The term totient comes from the Tot- in Total meaning the whole and -tient from Quo-tient meaning the quotient. It can be understood in this way though it’s not used outside of mathematics, more specifically number theory, where it’s often referred to as the Phi function.

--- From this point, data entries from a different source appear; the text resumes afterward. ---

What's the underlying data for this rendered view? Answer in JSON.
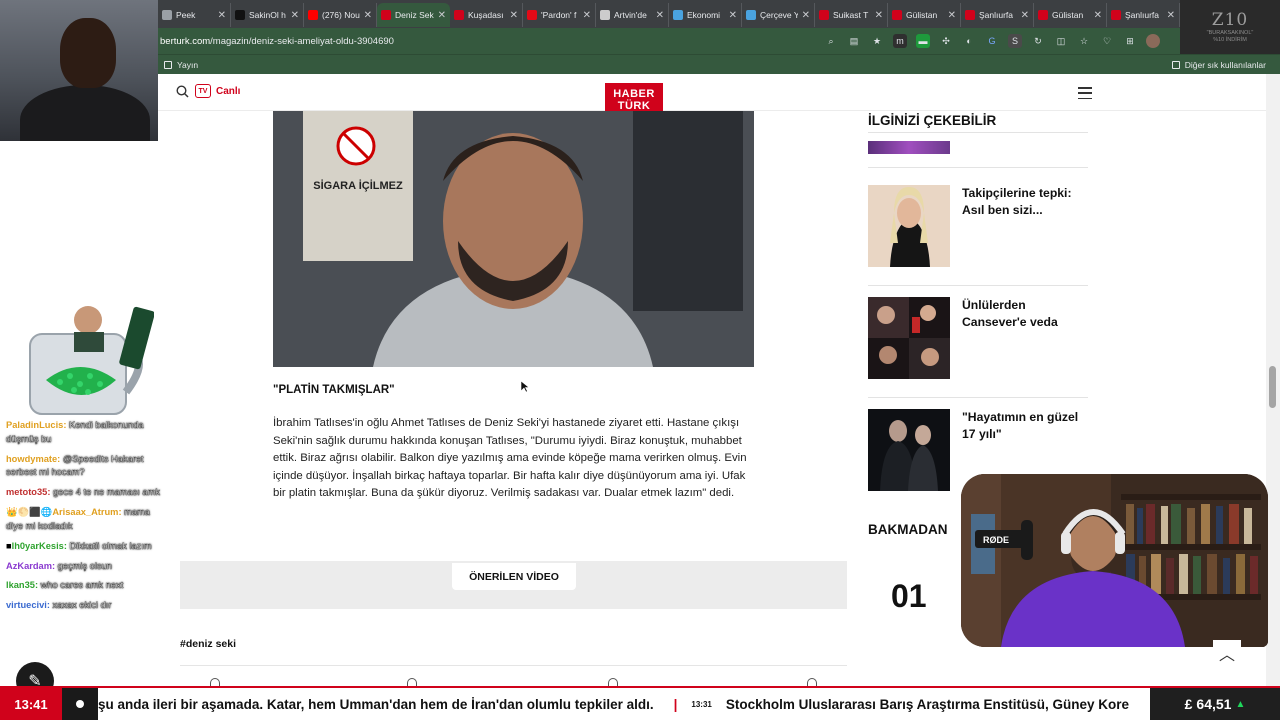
{
  "browser": {
    "tabs": [
      {
        "title": "Peek",
        "fav": "#9aa0a6"
      },
      {
        "title": "SakinOl h",
        "fav": "#111111"
      },
      {
        "title": "(276) Nou",
        "fav": "#ff0000"
      },
      {
        "title": "Deniz Seki",
        "fav": "#d0021b",
        "active": true
      },
      {
        "title": "Kuşadası",
        "fav": "#d0021b"
      },
      {
        "title": "'Pardon' f",
        "fav": "#e30a17"
      },
      {
        "title": "Artvin'de",
        "fav": "#cccccc"
      },
      {
        "title": "Ekonomi",
        "fav": "#4aa3df"
      },
      {
        "title": "Çerçeve Y",
        "fav": "#4aa3df"
      },
      {
        "title": "Suikast T",
        "fav": "#d0021b"
      },
      {
        "title": "Gülistan",
        "fav": "#d0021b"
      },
      {
        "title": "Şanlıurfa",
        "fav": "#d0021b"
      },
      {
        "title": "Gülistan",
        "fav": "#d0021b"
      },
      {
        "title": "Şanlıurfa",
        "fav": "#d0021b"
      }
    ],
    "new_tab": "+",
    "url_domain": "berturk.com",
    "url_path": "/magazin/deniz-seki-ameliyat-oldu-3904690",
    "bookmark_left": "Yayın",
    "bookmark_right": "Diğer sık kullanılanlar"
  },
  "overlay": {
    "logo_mark": "Z10",
    "logo_line1": "\"BURAKSAKINOL\"",
    "logo_line2": "%10 İNDİRİM"
  },
  "chat": [
    {
      "user": "PaladinLucis",
      "color": "#e0a020",
      "text": "Kendi balkonunda düşmüş bu"
    },
    {
      "user": "howdymate",
      "color": "#e0a020",
      "text": "@Speedits Hakaret serbest mi hocam?"
    },
    {
      "user": "metoto35",
      "color": "#c03030",
      "text": "gece 4 te ne maması amk"
    },
    {
      "user": "Arisaax_Atrum",
      "color": "#e0a020",
      "text": "mama diye mi kodladık",
      "badges": "👑🌕⬛🌐"
    },
    {
      "user": "lh0yarKesis",
      "color": "#2fa32f",
      "text": "Dikkatli olmak lazım",
      "badges": "■"
    },
    {
      "user": "AzKardam",
      "color": "#8a3ad0",
      "text": "geçmiş olsun"
    },
    {
      "user": "lkan35",
      "color": "#2fa32f",
      "text": "who cares amk next"
    },
    {
      "user": "virtuecivi",
      "color": "#3a6ad0",
      "text": "xaxax ekici dır"
    }
  ],
  "site": {
    "search_label": "search",
    "tv_badge": "TV",
    "live_label": "Canlı",
    "logo_top": "HABER",
    "logo_bottom": "TÜRK"
  },
  "article": {
    "subhead": "\"PLATİN TAKMIŞLAR\"",
    "paragraph": "İbrahim Tatlıses'in oğlu Ahmet Tatlıses de Deniz Seki'yi hastanede ziyaret etti. Hastane çıkışı Seki'nin sağlık durumu hakkında konuşan Tatlıses, \"Durumu iyiydi. Biraz konuştuk, muhabbet ettik. Biraz ağrısı olabilir. Balkon diye yazılmış ama evinde köpeğe mama verirken olmuş. Evin içinde düşüyor. İnşallah birkaç haftaya toparlar. Bir hafta kalır diye düşünüyorum ama iyi. Ufak bir platin takmışlar. Buna da şükür diyoruz. Verilmiş sadakası var. Dualar etmek lazım\" dedi.",
    "photo_sign": "SİGARA İÇİLMEZ",
    "recommended_video": "ÖNERİLEN VİDEO",
    "tag": "#deniz seki"
  },
  "sidebar": {
    "title": "İLGİNİZİ ÇEKEBİLİR",
    "cards": [
      {
        "title": "Takipçilerine tepki: Asıl ben sizi..."
      },
      {
        "title": "Ünlülerden Cansever'e veda"
      },
      {
        "title": "\"Hayatımın en güzel 17 yılı\""
      }
    ],
    "section2_title": "BAKMADAN",
    "rank_number": "01"
  },
  "ticker": {
    "time": "13:41",
    "headline1": "şu anda ileri bir aşamada. Katar, hem Umman'dan hem de İran'dan olumlu tepkiler aldı.",
    "separator": "|",
    "small_time": "13:31",
    "headline2": "Stockholm Uluslararası Barış Araştırma Enstitüsü, Güney Kore",
    "gold_symbol": "£",
    "gold_value": "64,51",
    "gold_trend": "▲"
  },
  "colors": {
    "brand_red": "#d0021b",
    "browser_green": "#35593e",
    "tab_dark": "#3c3f42"
  }
}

Start by manually calculating from $1$ to about $10$ to get the hang of it. $$ \begin{align*} \phi ( 1 ) = & \left| \left\{ 1 \right\} \right| = 1 =1 \\ \phi ( 2 ) = & \left| \left\{ 1 \right\} \right| = 2 {{1} \over {2}} = 1 \\ \phi ( 3 ) = & \left| \left\{ 1 , 2 \right\} \right| = 3 {{2} \over {3}} = 2 \\ \phi ( 4 ) = & \left| \left\{ 1 , 3 \right\} \right| = 4 {{1} \over {2}} = 2 \\ \phi ( 5 ) = & \left| \left\{ 1 , 2 , 3 , 4 \right\} \right| = 5 {{4} \over {5}} = 4 \\ \phi ( 6 ) = & \left| \left\{ 1 , 5 \right\} \right| = 6 {{1} \over {2}} {{2} \over {3}} = 2 \\ \phi ( 7 ) = & \left| \left\{ 1 , 2 , 3 , 4 , 5 , 6 \right\} \right| = 7 {{6} \over {7}} = 6 \\ \phi ( 8 ) = & \left| \left\{ 1 , 3 , 5 , 7 \right\} \right| = 8 {{1} \over {2}} = 4 \\ \phi ( 9 ) = & \left| \left\{ 1 , 2, 4 , 5 , 7, 8, \right\} \right| = 9 {{2} \over {3}} = 6 \\ \phi ( 10 ) = & \left| \left\{ 1 , 3 , 7 , 9 \right\} \right| = 10 {{1} \over {2}} {{4} \over {5}} = 4 \end{align*} $$

At first glance, it may be wondered why such a seemingly difficult and irregular function is necessary. It turns out that it has many beautiful properties and serves as a foundation for various theories.

Theorem

For a prime number $p$, then $\phi (p^{k}) = p^{k} - p^{k-1}$

Proof

Strategy: The function value for the power of a prime can easily be counted.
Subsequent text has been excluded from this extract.